How a global premium designer brand is transitioning in increments

From working with a broad range of fashion retailers operating multiple models, Coeo’s experience shows us that the more sales channels a fashion retailer has, the longer this process can take. The same applies for high profile bricks-and-mortar brands who are taking their first steps into ecommerce.

For the technology team at a global premium brand that is creating a new store concept, the road to omnichannel retailing represents a significant challenge. Rather than attempting to tackle it as one major project, they’re electing to take a series of considered steps to get there.

This approach is backed up by research carried out by SIX Payment Services, who have noted an increased appetite amongst their fashion retail customers for services based on customer demand.

Suits in a shop

How to plan your move to omnichannel

First, you should turn to your data! Customer information you have collected over the years provides key information for creating personalised messages and improving engagement, such as:

  • Key demographics (i.e. age, gender, location)
  • Purchasing habits
  • Pain points

It’s very important to identify the channels your customers use so that you know where you need to go in order to reach them. For example, if your customers tend to use Instagram or Snapchat rather than Facebook, this is where you need to focus your efforts.

You should also look at your sales funnel and identify which pieces of information or content your customers will require at each stage, as well as touchpoints they have with your brand.

As ecommerce platform company Shopify says, ‘One major key to designing an omni-channel retail strategy is making every touchpoint shoppable. Just like Disney does with their mobile app, website, and theme parks… Every time you have an experience with Disney, they have the opportunity to make sales.’

Social networks on a phone

Have a clear strategy in mind

Once you have your data and a clear idea of your sales funnel and touch points, it’s time to start forming a strategy. When moving to an omnichannel service, it’s essential to have clear goals and a clear plan.

If you aspire to become omnichannel, you need to be careful not to lose sight of operating efficiently to best cater to customer needs. For retailers that operate bricks and mortar stores as well as ecommerce sites, they need to ensure that the buyer journey is integrated into both the front of house and back office.

For example, a customer should not have to scan their receipt multiple times in order to receive different services, such as gaining loyalty points or returning items: this should all be done automatically. Equally, key information like stock availability should also be updated automatically at the same time.

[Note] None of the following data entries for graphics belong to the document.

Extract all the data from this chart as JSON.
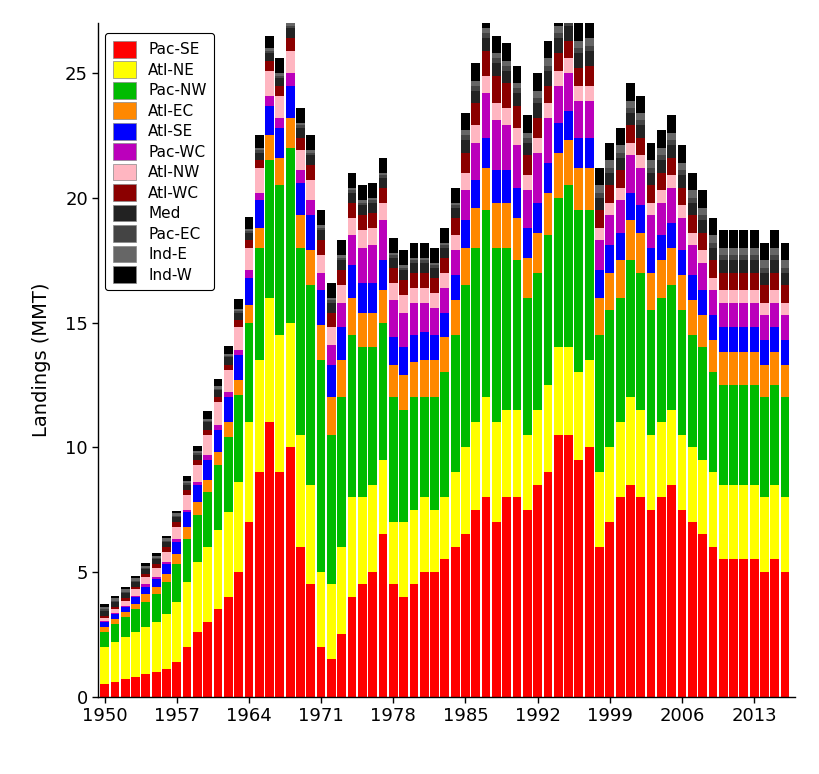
{
  "years": [
    1950,
    1951,
    1952,
    1953,
    1954,
    1955,
    1956,
    1957,
    1958,
    1959,
    1960,
    1961,
    1962,
    1963,
    1964,
    1965,
    1966,
    1967,
    1968,
    1969,
    1970,
    1971,
    1972,
    1973,
    1974,
    1975,
    1976,
    1977,
    1978,
    1979,
    1980,
    1981,
    1982,
    1983,
    1984,
    1985,
    1986,
    1987,
    1988,
    1989,
    1990,
    1991,
    1992,
    1993,
    1994,
    1995,
    1996,
    1997,
    1998,
    1999,
    2000,
    2001,
    2002,
    2003,
    2004,
    2005,
    2006,
    2007,
    2008,
    2009,
    2010,
    2011,
    2012,
    2013,
    2014,
    2015,
    2016
  ],
  "regions": [
    "Pac-SE",
    "Atl-NE",
    "Pac-NW",
    "Atl-EC",
    "Atl-SE",
    "Pac-WC",
    "Atl-NW",
    "Atl-WC",
    "Med",
    "Pac-EC",
    "Ind-E",
    "Ind-W"
  ],
  "colors": [
    "#FF0000",
    "#FFFF00",
    "#00BB00",
    "#FF8800",
    "#0000FF",
    "#BB00BB",
    "#FFB6C1",
    "#8B0000",
    "#222222",
    "#444444",
    "#666666",
    "#000000"
  ],
  "data": {
    "Pac-SE": [
      0.5,
      0.6,
      0.7,
      0.8,
      0.9,
      1.0,
      1.1,
      1.4,
      2.0,
      2.6,
      3.0,
      3.5,
      4.0,
      5.0,
      7.0,
      9.0,
      11.0,
      9.0,
      10.0,
      6.0,
      4.5,
      2.0,
      1.5,
      2.5,
      4.0,
      4.5,
      5.0,
      6.5,
      4.5,
      4.0,
      4.5,
      5.0,
      5.0,
      5.5,
      6.0,
      6.5,
      7.5,
      8.0,
      7.0,
      8.0,
      8.0,
      7.5,
      8.5,
      9.0,
      10.5,
      10.5,
      9.5,
      10.0,
      6.0,
      7.0,
      8.0,
      8.5,
      8.0,
      7.5,
      8.0,
      8.5,
      7.5,
      7.0,
      6.5,
      6.0,
      5.5,
      5.5,
      5.5,
      5.5,
      5.0,
      5.5,
      5.0
    ],
    "Atl-NE": [
      1.5,
      1.6,
      1.7,
      1.8,
      1.9,
      2.0,
      2.2,
      2.4,
      2.6,
      2.8,
      3.0,
      3.2,
      3.4,
      3.6,
      4.0,
      4.5,
      5.0,
      5.5,
      5.0,
      4.5,
      4.0,
      3.0,
      3.0,
      3.5,
      4.0,
      3.5,
      3.5,
      3.0,
      2.5,
      3.0,
      3.0,
      3.0,
      2.5,
      2.5,
      3.0,
      3.5,
      3.5,
      4.0,
      4.0,
      3.5,
      3.5,
      3.0,
      3.0,
      3.5,
      3.5,
      3.5,
      3.5,
      3.5,
      3.0,
      3.0,
      3.0,
      3.5,
      3.5,
      3.0,
      3.0,
      3.0,
      3.0,
      3.0,
      3.0,
      3.0,
      3.0,
      3.0,
      3.0,
      3.0,
      3.0,
      3.0,
      3.0
    ],
    "Pac-NW": [
      0.6,
      0.7,
      0.8,
      0.9,
      1.0,
      1.1,
      1.3,
      1.5,
      1.7,
      1.9,
      2.2,
      2.6,
      3.0,
      3.5,
      4.0,
      4.5,
      5.5,
      6.0,
      7.0,
      7.5,
      8.0,
      8.5,
      6.0,
      6.0,
      6.5,
      6.0,
      5.5,
      5.5,
      5.0,
      4.5,
      4.5,
      4.0,
      4.5,
      5.0,
      5.5,
      6.5,
      7.0,
      7.5,
      7.0,
      6.5,
      6.0,
      5.5,
      5.5,
      6.0,
      6.0,
      6.5,
      6.5,
      6.0,
      5.5,
      5.5,
      5.0,
      5.5,
      5.5,
      5.0,
      5.0,
      5.0,
      5.0,
      4.5,
      4.5,
      4.0,
      4.0,
      4.0,
      4.0,
      4.0,
      4.0,
      4.0,
      4.0
    ],
    "Atl-EC": [
      0.2,
      0.2,
      0.2,
      0.2,
      0.3,
      0.3,
      0.3,
      0.4,
      0.5,
      0.5,
      0.5,
      0.5,
      0.6,
      0.6,
      0.7,
      0.8,
      1.0,
      1.1,
      1.2,
      1.3,
      1.4,
      1.4,
      1.5,
      1.5,
      1.5,
      1.4,
      1.4,
      1.3,
      1.3,
      1.4,
      1.4,
      1.5,
      1.5,
      1.4,
      1.4,
      1.5,
      1.6,
      1.7,
      1.8,
      1.8,
      1.7,
      1.6,
      1.6,
      1.7,
      1.8,
      1.8,
      1.7,
      1.7,
      1.5,
      1.5,
      1.5,
      1.6,
      1.6,
      1.5,
      1.5,
      1.5,
      1.4,
      1.4,
      1.3,
      1.3,
      1.3,
      1.3,
      1.3,
      1.3,
      1.3,
      1.3,
      1.3
    ],
    "Atl-SE": [
      0.2,
      0.2,
      0.2,
      0.3,
      0.3,
      0.3,
      0.4,
      0.5,
      0.6,
      0.7,
      0.8,
      0.9,
      1.0,
      1.0,
      1.1,
      1.1,
      1.2,
      1.2,
      1.3,
      1.3,
      1.4,
      1.4,
      1.3,
      1.3,
      1.3,
      1.2,
      1.2,
      1.2,
      1.1,
      1.1,
      1.1,
      1.1,
      1.0,
      1.0,
      1.0,
      1.1,
      1.1,
      1.2,
      1.3,
      1.3,
      1.2,
      1.2,
      1.2,
      1.2,
      1.2,
      1.2,
      1.2,
      1.2,
      1.1,
      1.1,
      1.1,
      1.1,
      1.1,
      1.0,
      1.0,
      1.0,
      1.0,
      1.0,
      1.0,
      1.0,
      1.0,
      1.0,
      1.0,
      1.0,
      1.0,
      1.0,
      1.0
    ],
    "Pac-WC": [
      0.05,
      0.05,
      0.05,
      0.05,
      0.1,
      0.1,
      0.1,
      0.1,
      0.1,
      0.1,
      0.2,
      0.2,
      0.2,
      0.2,
      0.3,
      0.3,
      0.4,
      0.4,
      0.5,
      0.5,
      0.6,
      0.7,
      0.8,
      1.0,
      1.2,
      1.4,
      1.5,
      1.6,
      1.5,
      1.4,
      1.3,
      1.2,
      1.1,
      1.0,
      1.0,
      1.2,
      1.5,
      1.8,
      2.0,
      1.8,
      1.7,
      1.5,
      2.0,
      1.8,
      1.5,
      1.5,
      1.5,
      1.5,
      1.2,
      1.2,
      1.3,
      1.5,
      1.5,
      1.3,
      1.3,
      1.4,
      1.3,
      1.2,
      1.1,
      1.0,
      1.0,
      1.0,
      1.0,
      1.0,
      1.0,
      1.0,
      1.0
    ],
    "Atl-NW": [
      0.1,
      0.15,
      0.2,
      0.25,
      0.3,
      0.35,
      0.4,
      0.5,
      0.6,
      0.7,
      0.8,
      0.9,
      0.9,
      0.9,
      0.9,
      1.0,
      1.0,
      0.9,
      0.9,
      0.8,
      0.8,
      0.7,
      0.7,
      0.7,
      0.7,
      0.7,
      0.7,
      0.7,
      0.7,
      0.7,
      0.6,
      0.6,
      0.6,
      0.6,
      0.6,
      0.7,
      0.7,
      0.7,
      0.7,
      0.7,
      0.7,
      0.6,
      0.6,
      0.6,
      0.6,
      0.6,
      0.6,
      0.6,
      0.5,
      0.5,
      0.5,
      0.5,
      0.5,
      0.5,
      0.5,
      0.5,
      0.5,
      0.5,
      0.5,
      0.5,
      0.5,
      0.5,
      0.5,
      0.5,
      0.5,
      0.5,
      0.5
    ],
    "Atl-WC": [
      0.1,
      0.1,
      0.1,
      0.1,
      0.1,
      0.15,
      0.2,
      0.2,
      0.2,
      0.2,
      0.2,
      0.2,
      0.2,
      0.3,
      0.3,
      0.3,
      0.4,
      0.4,
      0.5,
      0.5,
      0.6,
      0.6,
      0.6,
      0.6,
      0.6,
      0.6,
      0.6,
      0.6,
      0.6,
      0.6,
      0.6,
      0.6,
      0.6,
      0.6,
      0.7,
      0.8,
      0.9,
      1.0,
      1.1,
      1.0,
      0.9,
      0.8,
      0.8,
      0.7,
      0.7,
      0.7,
      0.7,
      0.8,
      0.7,
      0.7,
      0.7,
      0.7,
      0.7,
      0.7,
      0.7,
      0.7,
      0.7,
      0.7,
      0.7,
      0.7,
      0.7,
      0.7,
      0.7,
      0.7,
      0.7,
      0.7,
      0.7
    ],
    "Med": [
      0.2,
      0.2,
      0.2,
      0.2,
      0.2,
      0.2,
      0.2,
      0.2,
      0.2,
      0.2,
      0.3,
      0.3,
      0.3,
      0.3,
      0.3,
      0.3,
      0.3,
      0.3,
      0.4,
      0.4,
      0.4,
      0.4,
      0.4,
      0.4,
      0.4,
      0.4,
      0.4,
      0.4,
      0.4,
      0.4,
      0.4,
      0.4,
      0.4,
      0.4,
      0.4,
      0.5,
      0.5,
      0.5,
      0.5,
      0.5,
      0.5,
      0.5,
      0.6,
      0.6,
      0.6,
      0.6,
      0.6,
      0.6,
      0.5,
      0.5,
      0.5,
      0.5,
      0.5,
      0.5,
      0.5,
      0.5,
      0.5,
      0.5,
      0.5,
      0.5,
      0.5,
      0.5,
      0.5,
      0.5,
      0.5,
      0.5,
      0.5
    ],
    "Pac-EC": [
      0.05,
      0.05,
      0.05,
      0.05,
      0.05,
      0.05,
      0.05,
      0.05,
      0.05,
      0.05,
      0.05,
      0.05,
      0.05,
      0.05,
      0.05,
      0.1,
      0.1,
      0.1,
      0.1,
      0.1,
      0.1,
      0.1,
      0.1,
      0.1,
      0.1,
      0.1,
      0.1,
      0.1,
      0.1,
      0.1,
      0.1,
      0.1,
      0.1,
      0.1,
      0.1,
      0.2,
      0.2,
      0.2,
      0.2,
      0.2,
      0.2,
      0.2,
      0.2,
      0.2,
      0.2,
      0.2,
      0.2,
      0.2,
      0.2,
      0.2,
      0.2,
      0.2,
      0.2,
      0.2,
      0.2,
      0.2,
      0.2,
      0.2,
      0.2,
      0.2,
      0.2,
      0.2,
      0.2,
      0.2,
      0.2,
      0.2,
      0.2
    ],
    "Ind-E": [
      0.1,
      0.1,
      0.1,
      0.1,
      0.1,
      0.1,
      0.1,
      0.1,
      0.1,
      0.1,
      0.1,
      0.1,
      0.1,
      0.1,
      0.1,
      0.1,
      0.1,
      0.1,
      0.1,
      0.1,
      0.1,
      0.1,
      0.1,
      0.1,
      0.1,
      0.1,
      0.1,
      0.1,
      0.1,
      0.1,
      0.1,
      0.1,
      0.1,
      0.1,
      0.1,
      0.2,
      0.2,
      0.2,
      0.2,
      0.2,
      0.2,
      0.2,
      0.3,
      0.3,
      0.3,
      0.3,
      0.3,
      0.3,
      0.3,
      0.3,
      0.3,
      0.3,
      0.3,
      0.3,
      0.3,
      0.3,
      0.3,
      0.3,
      0.3,
      0.3,
      0.3,
      0.3,
      0.3,
      0.3,
      0.3,
      0.3,
      0.3
    ],
    "Ind-W": [
      0.1,
      0.1,
      0.1,
      0.1,
      0.1,
      0.1,
      0.1,
      0.1,
      0.2,
      0.2,
      0.3,
      0.3,
      0.3,
      0.4,
      0.5,
      0.5,
      0.5,
      0.6,
      0.6,
      0.6,
      0.6,
      0.6,
      0.6,
      0.6,
      0.6,
      0.6,
      0.6,
      0.6,
      0.6,
      0.6,
      0.6,
      0.6,
      0.6,
      0.6,
      0.6,
      0.7,
      0.7,
      0.7,
      0.7,
      0.7,
      0.7,
      0.7,
      0.7,
      0.7,
      0.7,
      0.7,
      0.7,
      0.7,
      0.7,
      0.7,
      0.7,
      0.7,
      0.7,
      0.7,
      0.7,
      0.7,
      0.7,
      0.7,
      0.7,
      0.7,
      0.7,
      0.7,
      0.7,
      0.7,
      0.7,
      0.7,
      0.7
    ]
  },
  "ylabel": "Landings (MMT)",
  "ylim": [
    0,
    27
  ],
  "yticks": [
    0,
    5,
    10,
    15,
    20,
    25
  ],
  "xticks": [
    1950,
    1957,
    1964,
    1971,
    1978,
    1985,
    1992,
    1999,
    2006,
    2013
  ],
  "background_color": "#FFFFFF"
}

Just as the global premium brand did, retailers looking to move to omnichannel may find it more viable to do so in stages. Becoming an effective multi-channel retailer is a good start – this will give you time to find the best, most integrated technologies to use to smooth the purchasing or returns process, as well as allowing time to learn from any mistakes.

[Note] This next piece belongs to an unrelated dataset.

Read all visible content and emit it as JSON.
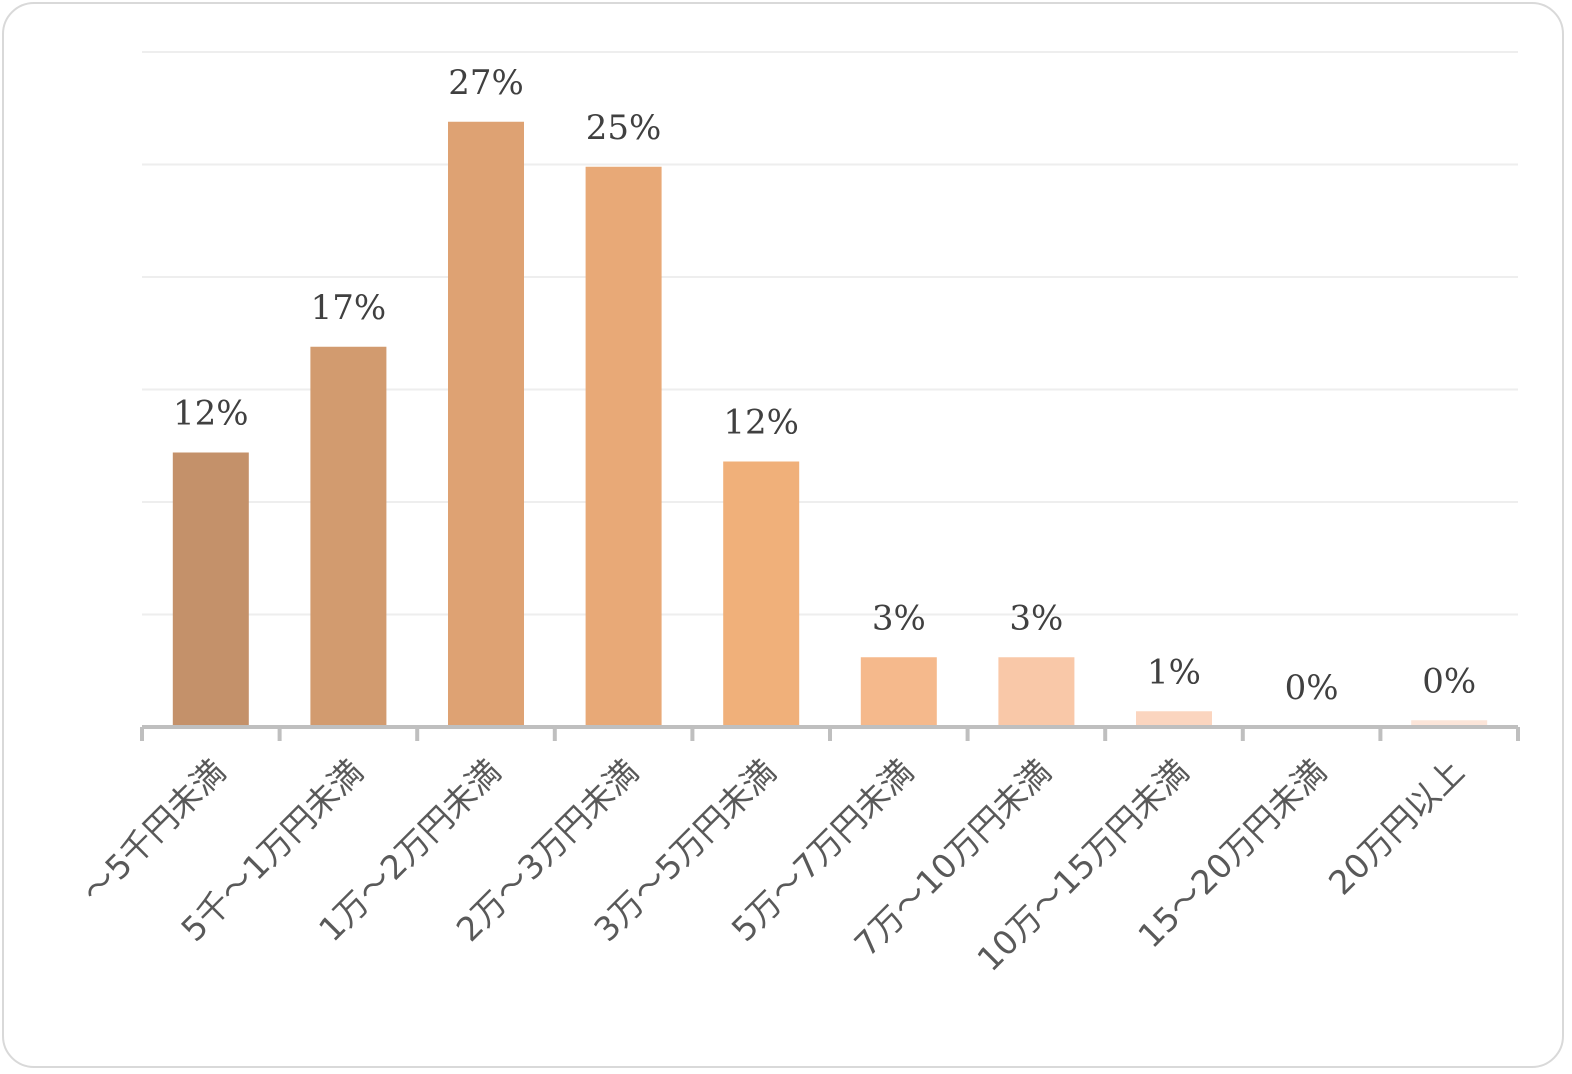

The future of retail is omnichannel

In a market becoming increasingly focussed on personalisation, creating a seamless digital and real-world experience provides retailers with improvements in both sales and customer loyalty. The key to this is an effective use of data combined with a robust strategy and efficient technology. Making the transition can be a slow process, but can ultimately enable businesses in an increasingly pressurised sector to target services to meet demand.